GALLIPOLIS — The Gallipolis Police Department will soon be cracking down on motorists who fail to yield to pedestrians in crosswalks.
According to a press release issued by Gallipolis Police Chief Clint Patterson, the police department has been receiving complaints about vehicles failing to stop and yield to pedestrians in crosswalks. Because of this, officers will now begin to enforce this practice within the city.
“In order to encourage drivers to comply with these requirements, the police department will begin to issue warnings to motorists in an effort to educate them. Soon after, enforcement through the issuance of citations will begin,” Patterson said. “I hope we don’t have to resort to writing citations and that we are able to gain compliance voluntarily by educating the community.”
The Gallipolis city ordinances and the Ohio Revised Code dictate that drivers are required to yield the right of way to pedestrians in crosswalks except when traffic control devices direct otherwise. Vehicles must stop before they cross the line, or if no lines exist, before they enter the crosswalk.
During a recent Gallipolis City Commission meeting, Gallipolis City Manager Randy Finney also addressed this issue, stating that it may take time before the public is educated about the practice of yielding to pedestrians in crosswalks. But he added that it is a problem that needs to be corrected in the city.
“I think the crosswalks have been highly ignored within the city. People try to cross the streets around here and can’t get across, especially in front of the justice center. It’s marked very plainly that you are supposed to stop and yield to pedestrians, and maybe 10 percent of the cars may stop, if you’re lucky,” he said. “So, we just need to get awareness program out there. We are going to start warning people about these violations. Basically, if you’re at any intersection, you must yield to a pedestrian, whether there’s a crosswalk marking or not. If anyone tries to cross the street, once they are off the curb, then they are in a crosswalk and you have to yield to those people.”
While enforcing the proper use of crosswalks in the city may lead to additional rear-end collisions, it will prevent serious injury among the walking public along the city streets, according to Finney.

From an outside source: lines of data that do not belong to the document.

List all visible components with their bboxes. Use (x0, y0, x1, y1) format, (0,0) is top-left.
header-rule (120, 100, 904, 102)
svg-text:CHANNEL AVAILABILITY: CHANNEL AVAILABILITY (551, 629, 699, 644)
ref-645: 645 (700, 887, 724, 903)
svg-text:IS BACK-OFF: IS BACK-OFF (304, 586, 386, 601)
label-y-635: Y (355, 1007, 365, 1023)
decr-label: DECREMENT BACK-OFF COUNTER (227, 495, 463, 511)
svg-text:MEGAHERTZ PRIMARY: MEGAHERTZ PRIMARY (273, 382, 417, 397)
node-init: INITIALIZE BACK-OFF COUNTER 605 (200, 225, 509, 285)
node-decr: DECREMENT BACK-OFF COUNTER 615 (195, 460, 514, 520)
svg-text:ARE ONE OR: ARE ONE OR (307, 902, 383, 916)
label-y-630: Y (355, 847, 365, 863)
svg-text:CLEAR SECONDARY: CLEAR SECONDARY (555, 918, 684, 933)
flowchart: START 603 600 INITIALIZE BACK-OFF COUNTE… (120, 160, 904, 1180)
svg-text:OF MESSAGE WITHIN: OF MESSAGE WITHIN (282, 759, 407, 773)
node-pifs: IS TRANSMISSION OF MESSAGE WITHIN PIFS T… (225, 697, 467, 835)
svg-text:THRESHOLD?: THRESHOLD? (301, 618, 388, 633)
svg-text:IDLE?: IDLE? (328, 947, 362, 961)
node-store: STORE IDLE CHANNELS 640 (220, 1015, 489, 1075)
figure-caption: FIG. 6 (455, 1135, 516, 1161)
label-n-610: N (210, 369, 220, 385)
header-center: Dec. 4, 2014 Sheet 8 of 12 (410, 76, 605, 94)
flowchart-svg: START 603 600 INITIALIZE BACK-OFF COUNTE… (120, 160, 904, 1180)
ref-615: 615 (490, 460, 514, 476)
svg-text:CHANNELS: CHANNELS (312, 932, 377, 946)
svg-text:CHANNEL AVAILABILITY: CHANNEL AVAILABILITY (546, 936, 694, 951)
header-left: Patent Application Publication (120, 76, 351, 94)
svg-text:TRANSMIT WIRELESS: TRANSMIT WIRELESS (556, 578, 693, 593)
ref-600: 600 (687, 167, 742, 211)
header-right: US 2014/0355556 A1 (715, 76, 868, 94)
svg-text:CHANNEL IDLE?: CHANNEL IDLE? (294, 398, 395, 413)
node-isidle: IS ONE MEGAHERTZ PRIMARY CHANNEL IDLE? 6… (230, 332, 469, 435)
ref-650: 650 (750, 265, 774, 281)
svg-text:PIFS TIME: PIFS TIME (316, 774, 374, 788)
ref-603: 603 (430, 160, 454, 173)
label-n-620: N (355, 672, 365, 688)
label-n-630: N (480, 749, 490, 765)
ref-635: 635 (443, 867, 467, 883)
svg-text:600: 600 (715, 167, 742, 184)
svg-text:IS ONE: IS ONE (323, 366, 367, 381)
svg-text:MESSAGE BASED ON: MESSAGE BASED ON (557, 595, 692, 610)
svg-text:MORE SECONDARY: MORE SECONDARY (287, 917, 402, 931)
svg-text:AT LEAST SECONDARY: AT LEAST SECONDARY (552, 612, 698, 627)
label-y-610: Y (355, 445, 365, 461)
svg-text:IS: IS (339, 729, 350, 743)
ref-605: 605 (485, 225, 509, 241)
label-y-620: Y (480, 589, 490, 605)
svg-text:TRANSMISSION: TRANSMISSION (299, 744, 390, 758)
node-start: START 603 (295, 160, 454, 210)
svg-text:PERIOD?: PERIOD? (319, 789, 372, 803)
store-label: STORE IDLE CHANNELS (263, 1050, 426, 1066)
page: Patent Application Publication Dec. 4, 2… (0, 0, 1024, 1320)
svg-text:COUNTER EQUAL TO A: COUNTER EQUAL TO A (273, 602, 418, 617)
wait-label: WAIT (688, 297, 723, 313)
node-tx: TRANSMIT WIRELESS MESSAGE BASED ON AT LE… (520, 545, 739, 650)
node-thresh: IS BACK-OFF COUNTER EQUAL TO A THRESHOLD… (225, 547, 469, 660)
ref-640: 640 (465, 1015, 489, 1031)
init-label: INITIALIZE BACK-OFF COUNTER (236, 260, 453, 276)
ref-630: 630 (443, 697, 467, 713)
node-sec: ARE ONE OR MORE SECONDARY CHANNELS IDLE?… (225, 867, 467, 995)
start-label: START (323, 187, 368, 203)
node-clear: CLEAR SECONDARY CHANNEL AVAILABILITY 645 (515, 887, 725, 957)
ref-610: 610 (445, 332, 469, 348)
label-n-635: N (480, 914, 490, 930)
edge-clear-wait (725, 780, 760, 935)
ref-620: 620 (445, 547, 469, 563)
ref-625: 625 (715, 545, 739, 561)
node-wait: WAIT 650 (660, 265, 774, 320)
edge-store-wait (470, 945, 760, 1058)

“It’s going to take some education from everybody to make sure they understand that, but I think it’s something that we need to do and start enforcing to make sure people are safe crossing the streets,” he said. “We may have a few more accidents — rear-ends and things like that — but it needs to be done, I think.”
The police department further advises that the movement of pedestrians at intersections is controlled by pedestrian-control signals, or, where none are present, by the same traffic light that directs vehicles. The pedestrian-control signals will tell pedestrians whether to “stop” or “walk” and are timed to allow walkers to get across the street in time. At traffic lights where these signals do not exist, pedestrians must follow the directions of the light and cross with the traffic light.
While many of Gallipolis’ crosswalks are at intersections controlled by a stop light, most of them are at intersections controlled only by stop signs — and many of these are unmarked. All intersections are considered to have a crosswalk whether or not there are markings on the road, according to the police department. At these intersections, the pedestrian in the crosswalk always have the right of way. Once the pedestrian has stepped off the curb and into the road, they are considered to be in the crosswalk.
It should also be noted that Gallipolis has several crosswalks that are not at intersections. The first one is located at the city park on First Avenue and is in the middle of the block. Other non-intersection crosswalks are located where the O.O. McIntyre Bike Trail crosses streets on Sycamore Street, Olive Street and Fourth Avenue.
Another non-intersection crosswalk is in front of the Gallipolis Justice Center on Second Avenue. The Ohio Department of Transportation has erected signs here warning of the presence of a crosswalk and directing vehicles to stop for pedestrians.